From 006fd4c43821cb6a01641d0bd2c7ebd3ad01d459 Mon Sep 17 00:00:00 2001
From: Yuhong Sun <yuhongsun96@gmail.com>
Date: Wed, 29 Nov 2023 02:08:50 -0800
Subject: [PATCH] Ingestion API now always updates regardless of document
 updated_at (#786)

---
 backend/danswer/indexing/indexing_pipeline.py | 23 ++++++++++++-------
 backend/danswer/server/danswer_api.py         |  2 +-
 2 files changed, 16 insertions(+), 9 deletions(-)

diff --git a/backend/danswer/indexing/indexing_pipeline.py b/backend/danswer/indexing/indexing_pipeline.py
index 644a35a0d..f94e637e1 100644
--- a/backend/danswer/indexing/indexing_pipeline.py
+++ b/backend/danswer/indexing/indexing_pipeline.py
@@ -69,6 +69,7 @@ def _indexing_pipeline(
     document_index: DocumentIndex,
     documents: list[Document],
     index_attempt_metadata: IndexAttemptMetadata,
+    ignore_time_skip: bool = False,
 ) -> tuple[int, int]:
     """Takes different pieces of the indexing pipeline and applies it to a batch of documents
     Note that the documents should already be batched at this point so that it does not inflate the
@@ -87,14 +88,18 @@ def _indexing_pipeline(
         }
 
         updatable_docs: list[Document] = []
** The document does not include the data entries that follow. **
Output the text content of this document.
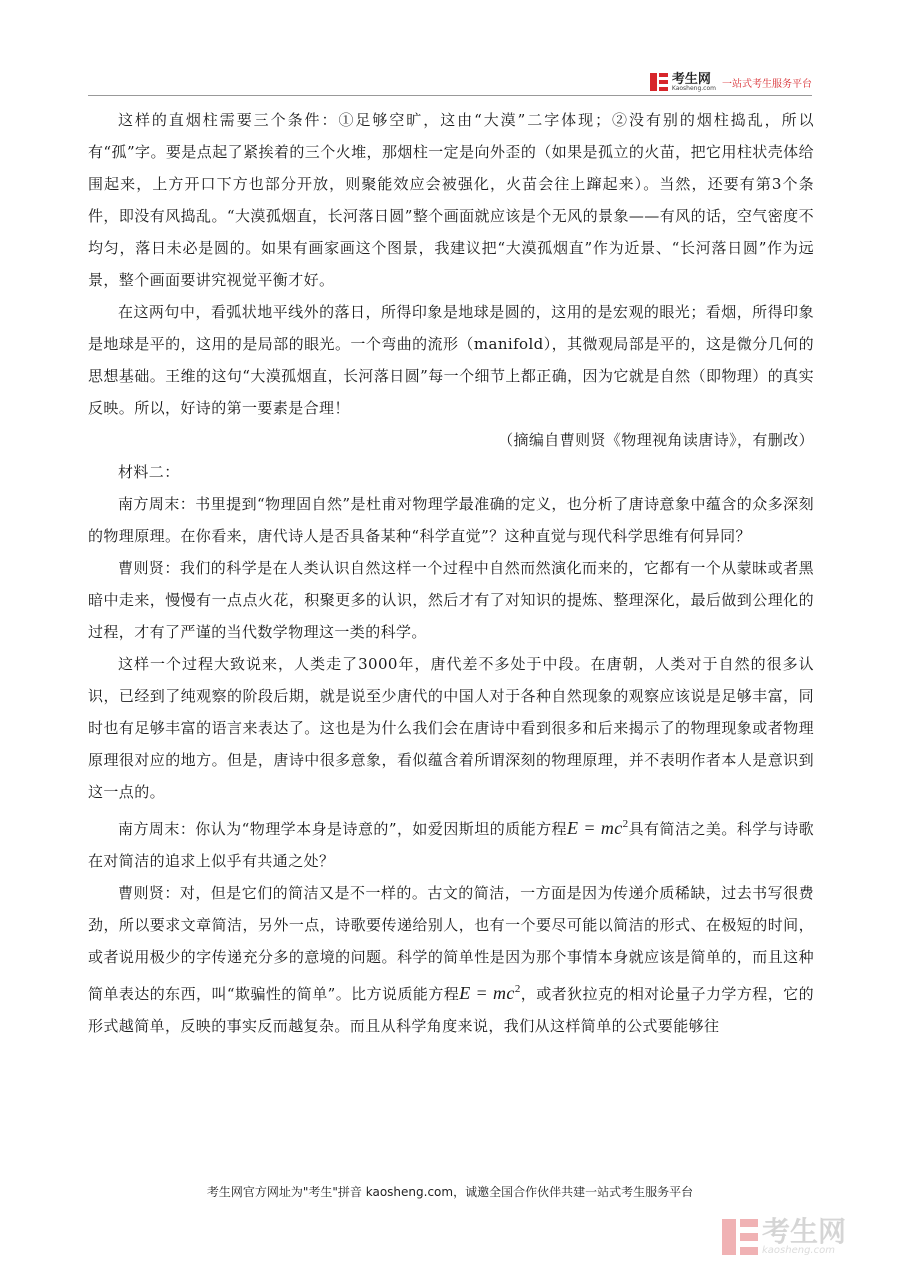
考生网
Kaosheng.com 一站式考生服务平台

这样的直烟柱需要三个条件：①足够空旷，这由“大漠”二字体现；②没有别的烟柱捣乱，所以有“孤”字。要是点起了紧挨着的三个火堆，那烟柱一定是向外歪的（如果是孤立的火苗，把它用柱状壳体给围起来，上方开口下方也部分开放，则聚能效应会被强化，火苗会往上蹿起来）。当然，还要有第3个条件，即没有风捣乱。“大漠孤烟直，长河落日圆”整个画面就应该是个无风的景象——有风的话，空气密度不均匀，落日未必是圆的。如果有画家画这个图景，我建议把“大漠孤烟直”作为近景、“长河落日圆”作为远景，整个画面要讲究视觉平衡才好。

在这两句中，看弧状地平线外的落日，所得印象是地球是圆的，这用的是宏观的眼光；看烟，所得印象是地球是平的，这用的是局部的眼光。一个弯曲的流形（manifold），其微观局部是平的，这是微分几何的思想基础。王维的这句“大漠孤烟直，长河落日圆”每一个细节上都正确，因为它就是自然（即物理）的真实反映。所以，好诗的第一要素是合理！

（摘编自曹则贤《物理视角读唐诗》，有删改）

材料二：

南方周末：书里提到“物理固自然”是杜甫对物理学最准确的定义，也分析了唐诗意象中蕴含的众多深刻的物理原理。在你看来，唐代诗人是否具备某种“科学直觉”？这种直觉与现代科学思维有何异同？

曹则贤：我们的科学是在人类认识自然这样一个过程中自然而然演化而来的，它都有一个从蒙昧或者黑暗中走来，慢慢有一点点火花，积聚更多的认识，然后才有了对知识的提炼、整理深化，最后做到公理化的过程，才有了严谨的当代数学物理这一类的科学。

这样一个过程大致说来，人类走了3000年，唐代差不多处于中段。在唐朝，人类对于自然的很多认识，已经到了纯观察的阶段后期，就是说至少唐代的中国人对于各种自然现象的观察应该说是足够丰富，同时也有足够丰富的语言来表达了。这也是为什么我们会在唐诗中看到很多和后来揭示了的物理现象或者物理原理很对应的地方。但是，唐诗中很多意象，看似蕴含着所谓深刻的物理原理，并不表明作者本人是意识到这一点的。

南方周末：你认为“物理学本身是诗意的”，如爱因斯坦的质能方程$E = mc^2$具有简洁之美。科学与诗歌在对简洁的追求上似乎有共通之处？

曹则贤：对，但是它们的简洁又是不一样的。古文的简洁，一方面是因为传递介质稀缺，过去书写很费劲，所以要求文章简洁，另外一点，诗歌要传递给别人，也有一个要尽可能以简洁的形式、在极短的时间，或者说用极少的字传递充分多的意境的问题。科学的简单性是因为那个事情本身就应该是简单的，而且这种简单表达的东西，叫“欺骗性的简单”。比方说质能方程$E = mc^2$，或者狄拉克的相对论量子力学方程，它的形式越简单，反映的事实反而越复杂。而且从科学角度来说，我们从这样简单的公式要能够往

考生网官方网址为"考生"拼音 kaosheng.com，诚邀全国合作伙伴共建一站式考生服务平台
考生网
kaosheng.com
-        for doc in documents:
-            if (
-                doc.id in id_update_time_map
-                and doc.doc_updated_at
-                and doc.doc_updated_at <= id_update_time_map[doc.id]
-            ):
-                continue
-            updatable_docs.append(doc)
+        if ignore_time_skip:
+            updatable_docs = documents
+        else:
+            for doc in documents:
+                if (
+                    doc.id in id_update_time_map
+                    and doc.doc_updated_at
+                    and doc.doc_updated_at <= id_update_time_map[doc.id]
+                ):
+                    continue
+                updatable_docs.append(doc)
+
         updatable_ids = [doc.id for doc in updatable_docs]
 
         # Acquires a lock on the documents so that no other process can modify them
@@ -175,6 +180,7 @@ def build_indexing_pipeline(
     chunker: Chunker | None = None,
     embedder: Embedder | None = None,
     document_index: DocumentIndex | None = None,
+    ignore_time_skip: bool = False,
 ) -> IndexingPipelineProtocol:
     """Builds a pipline which takes in a list (batch) of docs and indexes them."""
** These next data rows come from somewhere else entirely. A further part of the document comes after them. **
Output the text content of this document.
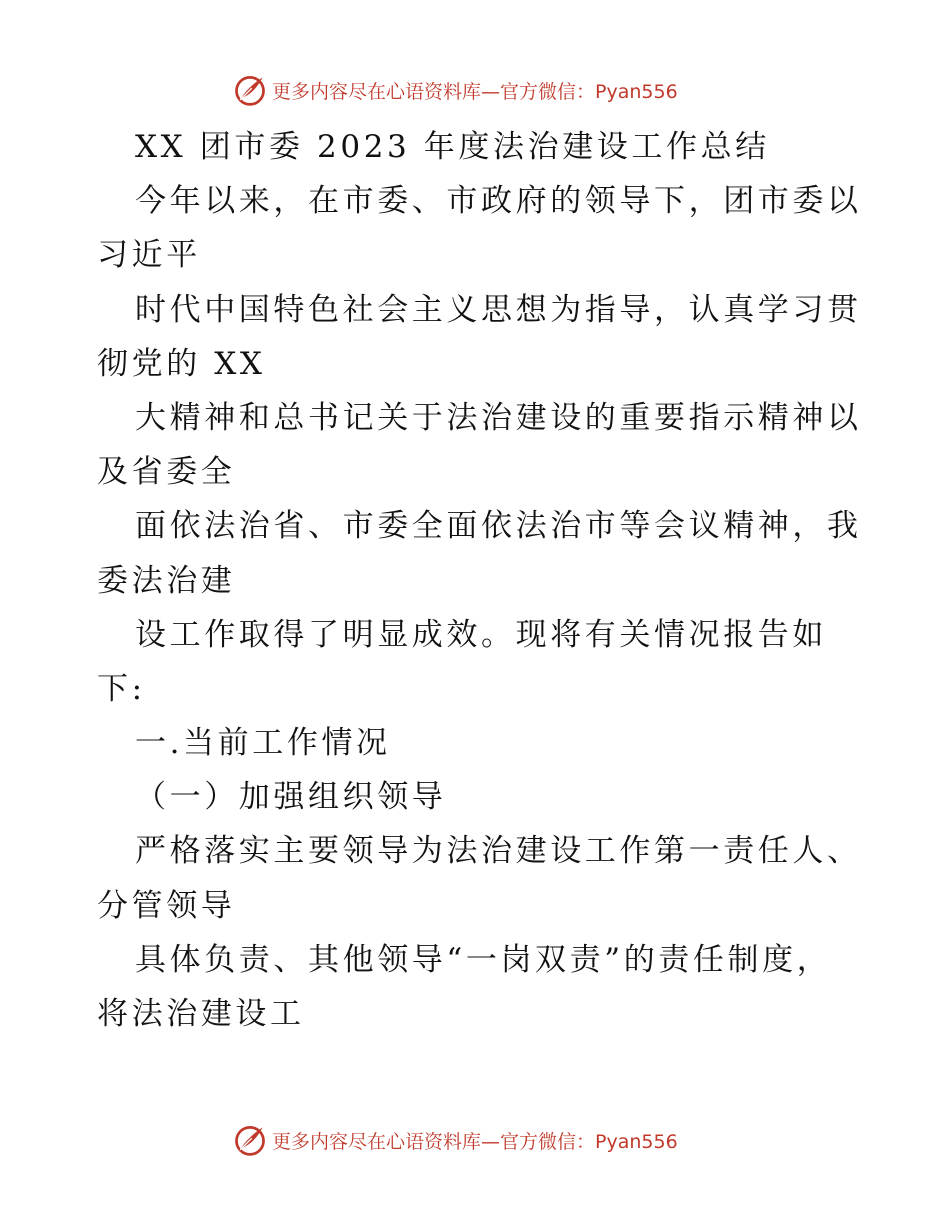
更多内容尽在心语资料库—官方微信：Pyan556
XX 团市委 2023 年度法治建设工作总结
今年以来，在市委、市政府的领导下，团市委以
习近平
时代中国特色社会主义思想为指导，认真学习贯
彻党的 XX
大精神和总书记关于法治建设的重要指示精神以
及省委全
面依法治省、市委全面依法治市等会议精神，我
委法治建
设工作取得了明显成效。现将有关情况报告如
下:
一.当前工作情况
（一）加强组织领导
严格落实主要领导为法治建设工作第一责任人、
分管领导
具体负责、其他领导“一岗双责”的责任制度，
将法治建设工
更多内容尽在心语资料库—官方微信：Pyan556
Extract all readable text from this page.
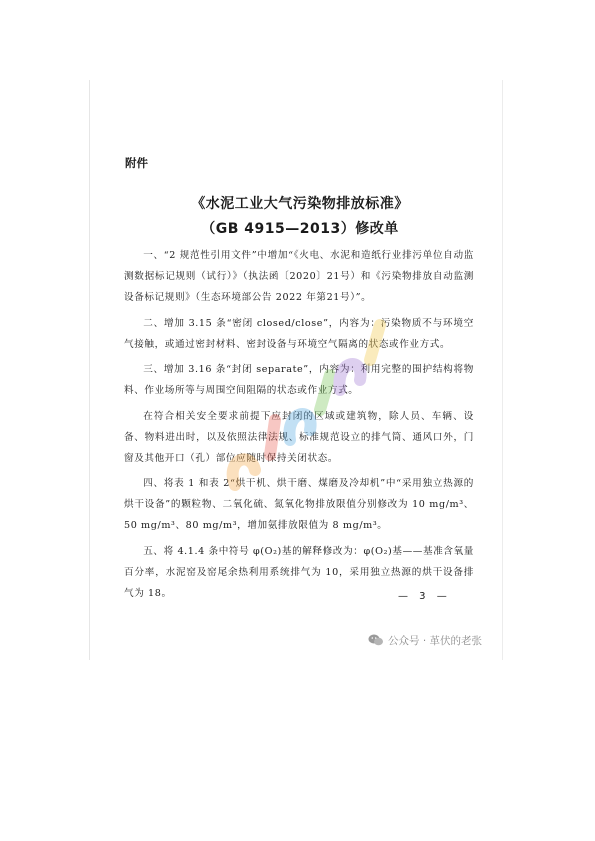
附件
《水泥工业大气污染物排放标准》
（GB 4915—2013）修改单

一、“2 规范性引用文件”中增加“《火电、水泥和造纸行业排污单位自动监测数据标记规则（试行）》（执法函〔2020〕21号）和《污染物排放自动监测设备标记规则》（生态环境部公告 2022 年第21号）”。

二、增加 3.15 条“密闭 closed/close”，内容为：污染物质不与环境空气接触，或通过密封材料、密封设备与环境空气隔离的状态或作业方式。

三、增加 3.16 条“封闭 separate”，内容为：利用完整的围护结构将物料、作业场所等与周围空间阻隔的状态或作业方式。

在符合相关安全要求前提下应封闭的区域或建筑物，除人员、车辆、设备、物料进出时，以及依照法律法规、标准规范设立的排气筒、通风口外，门窗及其他开口（孔）部位应随时保持关闭状态。

四、将表 1 和表 2“烘干机、烘干磨、煤磨及冷却机”中“采用独立热源的烘干设备”的颗粒物、二氧化硫、氮氧化物排放限值分别修改为 10 mg/m³、50 mg/m³、80 mg/m³，增加氨排放限值为 8 mg/m³。

五、将 4.1.4 条中符号 φ(O₂)基的解释修改为：φ(O₂)基——基准含氧量百分率，水泥窑及窑尾余热利用系统排气为 10，采用独立热源的烘干设备排气为 18。	— 3 —
公众号 · 革伏的老张
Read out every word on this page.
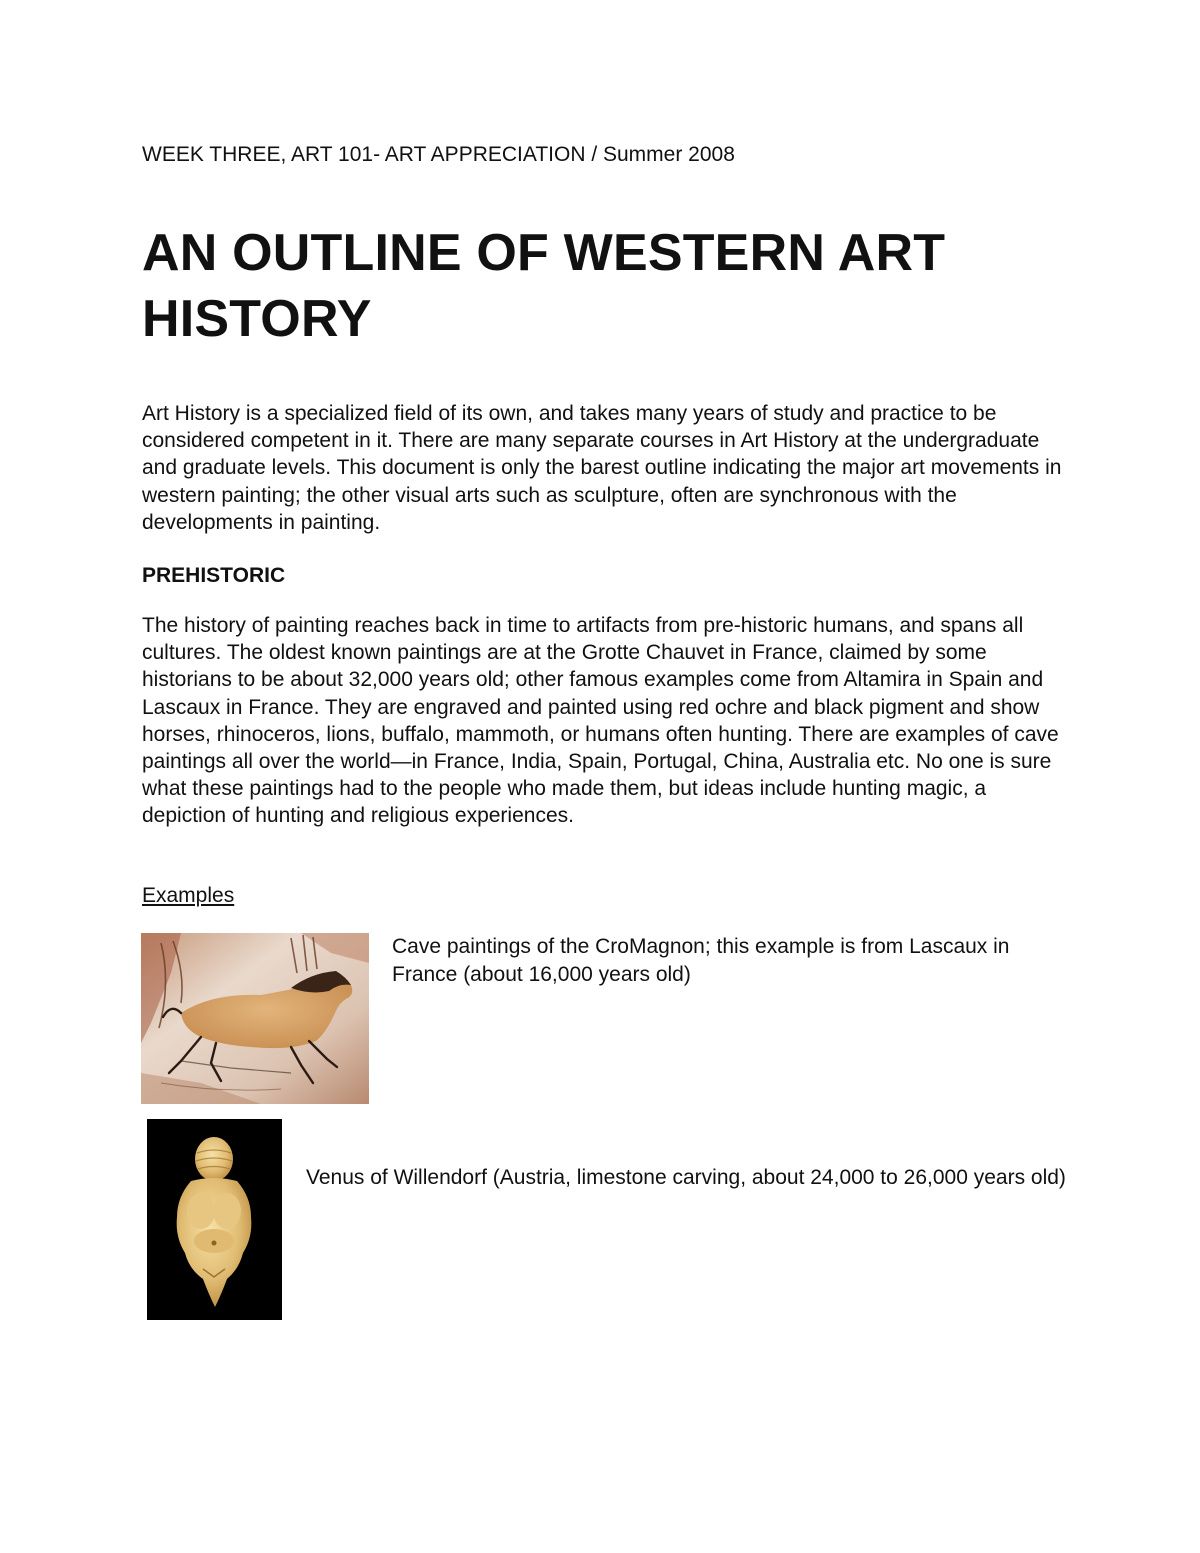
WEEK THREE, ART 101- ART APPRECIATION / Summer 2008
AN OUTLINE OF WESTERN ART HISTORY

Art History is a specialized field of its own, and takes many years of study and practice to be considered competent in it. There are many separate courses in Art History at the undergraduate and graduate levels. This document is only the barest outline indicating the major art movements in western painting; the other visual arts such as sculpture, often are synchronous with the developments in painting.

PREHISTORIC

The history of painting reaches back in time to artifacts from pre-historic humans, and spans all cultures. The oldest known paintings are at the Grotte Chauvet in France, claimed by some historians to be about 32,000 years old; other famous examples come from Altamira in Spain and Lascaux in France. They are engraved and painted using red ochre and black pigment and show horses, rhinoceros, lions, buffalo, mammoth, or humans often hunting. There are examples of cave paintings all over the world—in France, India, Spain, Portugal, China, Australia etc. No one is sure what these paintings had to the people who made them, but ideas include hunting magic, a depiction of hunting and religious experiences.

Examples
Cave paintings of the CroMagnon; this example is from Lascaux in France (about 16,000 years old)
Venus of Willendorf (Austria, limestone carving, about 24,000 to 26,000 years old)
     chunker = chunker or DefaultChunker()
@@ -188,4 +194,5 @@ def build_indexing_pipeline(
         chunker=chunker,
         embedder=embedder,
         document_index=document_index,
+        ignore_time_skip=ignore_time_skip,
     )
diff --git a/backend/danswer/server/danswer_api.py b/backend/danswer/server/danswer_api.py
index 3ad87b515..624e67362 100644
--- a/backend/danswer/server/danswer_api.py
+++ b/backend/danswer/server/danswer_api.py
@@ -141,7 +141,7 @@ def document_ingestion(
     if document.source == DocumentSource.INGESTION_API:
         document.source = DocumentSource.FILE
 
-    indexing_pipeline = build_indexing_pipeline()
+    indexing_pipeline = build_indexing_pipeline(ignore_time_skip=True)
 
     new_doc, chunks = indexing_pipeline(
         documents=[document],